I approached making any comment with a certain sense of trepidation, suddenly sensing that what I was about to say would quite possibly have an impact on her thinking, perhaps even on her life in general, and very possibly on how we interacted as a family. I wasn’t going to be distracted from telling her my opinion on the matter (as it turned out, it was a point I had made my own mind up on some time ago), but as I saw her listening and absorbing what I was saying, gently leaning back and moving from a hunched, intense listening posture into a more relaxed form that allowed her to take on board what I was saying and ignite some internal fire, the power of my words became clearer to me.

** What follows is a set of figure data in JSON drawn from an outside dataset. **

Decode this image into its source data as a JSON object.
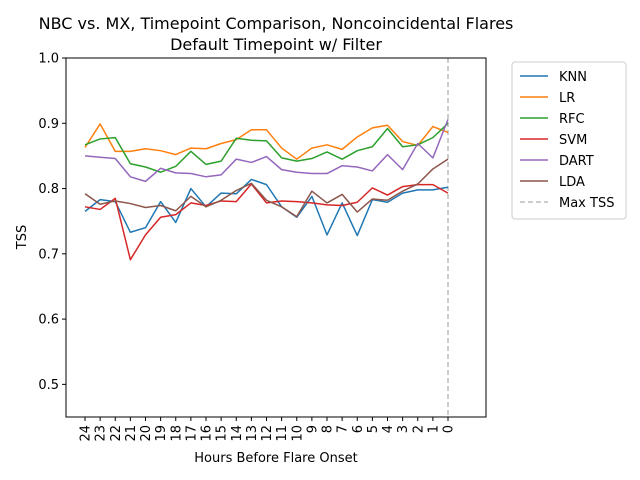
{
  "chart_data": {
    "type": "line",
    "title": "NBC vs. MX, Timepoint Comparison, Noncoincidental Flares",
    "subtitle": "Default Timepoint w/ Filter",
    "xlabel": "Hours Before Flare Onset",
    "ylabel": "TSS",
    "ylim": [
      0.45,
      1.0
    ],
    "yticks": [
      "0.5",
      "0.6",
      "0.7",
      "0.8",
      "0.9",
      "1.0"
    ],
    "x": [
      24,
      23,
      22,
      21,
      20,
      19,
      18,
      17,
      16,
      15,
      14,
      13,
      12,
      11,
      10,
      9,
      8,
      7,
      6,
      5,
      4,
      3,
      2,
      1,
      0
    ],
    "x_tick_labels": [
      "24",
      "23",
      "22",
      "21",
      "20",
      "19",
      "18",
      "17",
      "16",
      "15",
      "14",
      "13",
      "12",
      "11",
      "10",
      "9",
      "8",
      "7",
      "6",
      "5",
      "4",
      "3",
      "2",
      "1",
      "0"
    ],
    "legend_position": "outside-right-top",
    "grid": false,
    "series": [
      {
        "name": "KNN",
        "color": "#1f77b4",
        "values": [
          0.765,
          0.783,
          0.78,
          0.733,
          0.74,
          0.78,
          0.748,
          0.8,
          0.772,
          0.793,
          0.792,
          0.814,
          0.806,
          0.772,
          0.756,
          0.788,
          0.729,
          0.778,
          0.728,
          0.783,
          0.779,
          0.793,
          0.798,
          0.798,
          0.802
        ]
      },
      {
        "name": "LR",
        "color": "#ff7f0e",
        "values": [
          0.863,
          0.899,
          0.857,
          0.857,
          0.861,
          0.858,
          0.852,
          0.862,
          0.861,
          0.869,
          0.875,
          0.89,
          0.89,
          0.862,
          0.845,
          0.862,
          0.867,
          0.86,
          0.879,
          0.893,
          0.897,
          0.872,
          0.866,
          0.895,
          0.886
        ]
      },
      {
        "name": "RFC",
        "color": "#2ca02c",
        "values": [
          0.867,
          0.876,
          0.878,
          0.838,
          0.833,
          0.825,
          0.834,
          0.857,
          0.837,
          0.842,
          0.877,
          0.874,
          0.873,
          0.847,
          0.842,
          0.846,
          0.856,
          0.845,
          0.858,
          0.864,
          0.892,
          0.864,
          0.867,
          0.878,
          0.9
        ]
      },
      {
        "name": "SVM",
        "color": "#d62728",
        "values": [
          0.772,
          0.768,
          0.785,
          0.691,
          0.729,
          0.756,
          0.76,
          0.778,
          0.774,
          0.781,
          0.78,
          0.807,
          0.778,
          0.781,
          0.78,
          0.778,
          0.775,
          0.774,
          0.779,
          0.801,
          0.79,
          0.803,
          0.806,
          0.806,
          0.793
        ]
      },
      {
        "name": "DART",
        "color": "#9467bd",
        "values": [
          0.85,
          0.848,
          0.846,
          0.818,
          0.811,
          0.831,
          0.824,
          0.823,
          0.818,
          0.821,
          0.845,
          0.84,
          0.849,
          0.829,
          0.825,
          0.823,
          0.823,
          0.835,
          0.833,
          0.827,
          0.852,
          0.829,
          0.869,
          0.847,
          0.906
        ]
      },
      {
        "name": "LDA",
        "color": "#8c564b",
        "values": [
          0.792,
          0.776,
          0.781,
          0.777,
          0.771,
          0.774,
          0.766,
          0.788,
          0.772,
          0.782,
          0.797,
          0.808,
          0.782,
          0.772,
          0.757,
          0.796,
          0.778,
          0.791,
          0.764,
          0.784,
          0.782,
          0.796,
          0.807,
          0.83,
          0.845
        ]
      }
    ],
    "reference_line": {
      "name": "Max TSS",
      "x": 0,
      "color": "#bbbbbb",
      "style": "dashed"
    }
  }
}
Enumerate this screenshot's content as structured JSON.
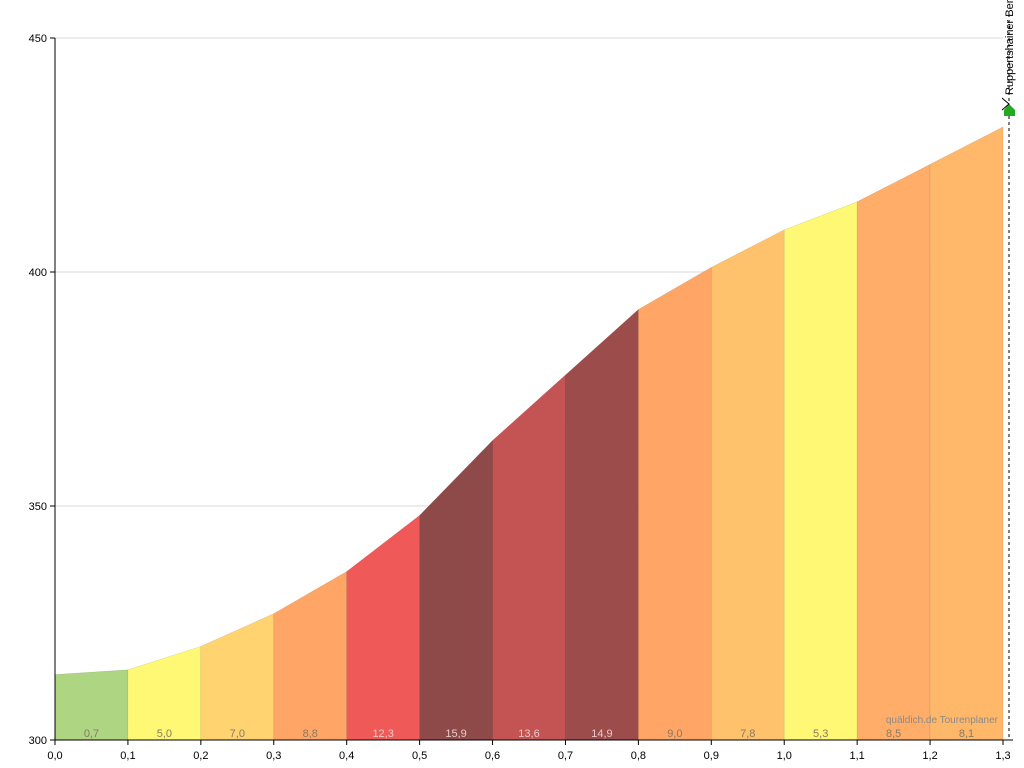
{
  "chart_data": {
    "type": "area",
    "x_ticks": [
      "0,0",
      "0,1",
      "0,2",
      "0,3",
      "0,4",
      "0,5",
      "0,6",
      "0,7",
      "0,8",
      "0,9",
      "1,0",
      "1,1",
      "1,2",
      "1,3"
    ],
    "y_ticks": [
      "300",
      "350",
      "400",
      "450"
    ],
    "xlim": [
      0,
      1.3
    ],
    "ylim": [
      300,
      450
    ],
    "elevation": {
      "x": [
        0,
        0.1,
        0.2,
        0.3,
        0.4,
        0.5,
        0.6,
        0.7,
        0.8,
        0.9,
        1.0,
        1.1,
        1.2,
        1.3
      ],
      "y": [
        314,
        315,
        320,
        327,
        336,
        348,
        364,
        378,
        392,
        401,
        409,
        415,
        423,
        431
      ]
    },
    "segments": [
      {
        "label": "0,7",
        "gradient": 0.7,
        "color": "#aed581"
      },
      {
        "label": "5,0",
        "gradient": 5.0,
        "color": "#fff875"
      },
      {
        "label": "7,0",
        "gradient": 7.0,
        "color": "#ffd370"
      },
      {
        "label": "8,8",
        "gradient": 8.8,
        "color": "#ffa566"
      },
      {
        "label": "12,3",
        "gradient": 12.3,
        "color": "#ef5a58"
      },
      {
        "label": "15,9",
        "gradient": 15.9,
        "color": "#8d4a49"
      },
      {
        "label": "13,6",
        "gradient": 13.6,
        "color": "#c45353"
      },
      {
        "label": "14,9",
        "gradient": 14.9,
        "color": "#9c4c4b"
      },
      {
        "label": "9,0",
        "gradient": 9.0,
        "color": "#ffa566"
      },
      {
        "label": "7,8",
        "gradient": 7.8,
        "color": "#ffc26c"
      },
      {
        "label": "5,3",
        "gradient": 5.3,
        "color": "#fff875"
      },
      {
        "label": "8,5",
        "gradient": 8.5,
        "color": "#ffad68"
      },
      {
        "label": "8,1",
        "gradient": 8.1,
        "color": "#ffb76a"
      }
    ],
    "summit": {
      "name": "Ruppertshainer Berg",
      "x": 1.3,
      "icon": "summit-flag-icon",
      "color": "#22aa22"
    },
    "grid": true
  },
  "watermark": "quäldich.de Tourenplaner"
}
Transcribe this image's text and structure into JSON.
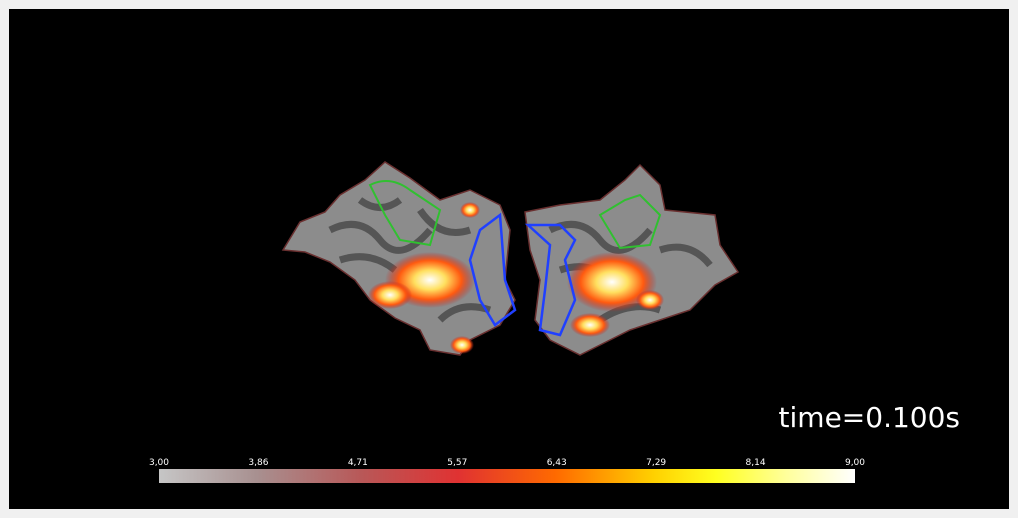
{
  "colorbar": {
    "ticks": [
      "3,00",
      "3,86",
      "4,71",
      "5,57",
      "6,43",
      "7,29",
      "8,14",
      "9,00"
    ]
  },
  "time_label": "time=0.100s"
}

I wasn’t expecting my sister to agree with me, or suddenly align herself with my general way of thinking (this would have been hopelessly unrealistic, and maybe also not worth wishing for), but I could see that my slow, treacle-heavy spinning world had touched hers, that the liquids had mingled right at the periphery, generating new colours, forms, shapes, and subtly altering the balance of her mental system.

Months later, many well-rehearsed arguments later, when the new path she was on was becoming a wide, asphalted road, as opposed to the overgrown track she had started on, we were once again in the usual constellation of sibling discord whose general lines at once identified us clearly as brother and sister, but nevertheless revealed the naked truth that even in families each person has their own character, which ultimately defines how they choose to portray themselves, and are perceived by others.

I had, however, perturbed the system, even if ever so gently. Just as I had played referee between mind and body, the viscosity of my time and space had made me a participant, an observer whose reaching out had made a difference and influenced the characters and plot around them.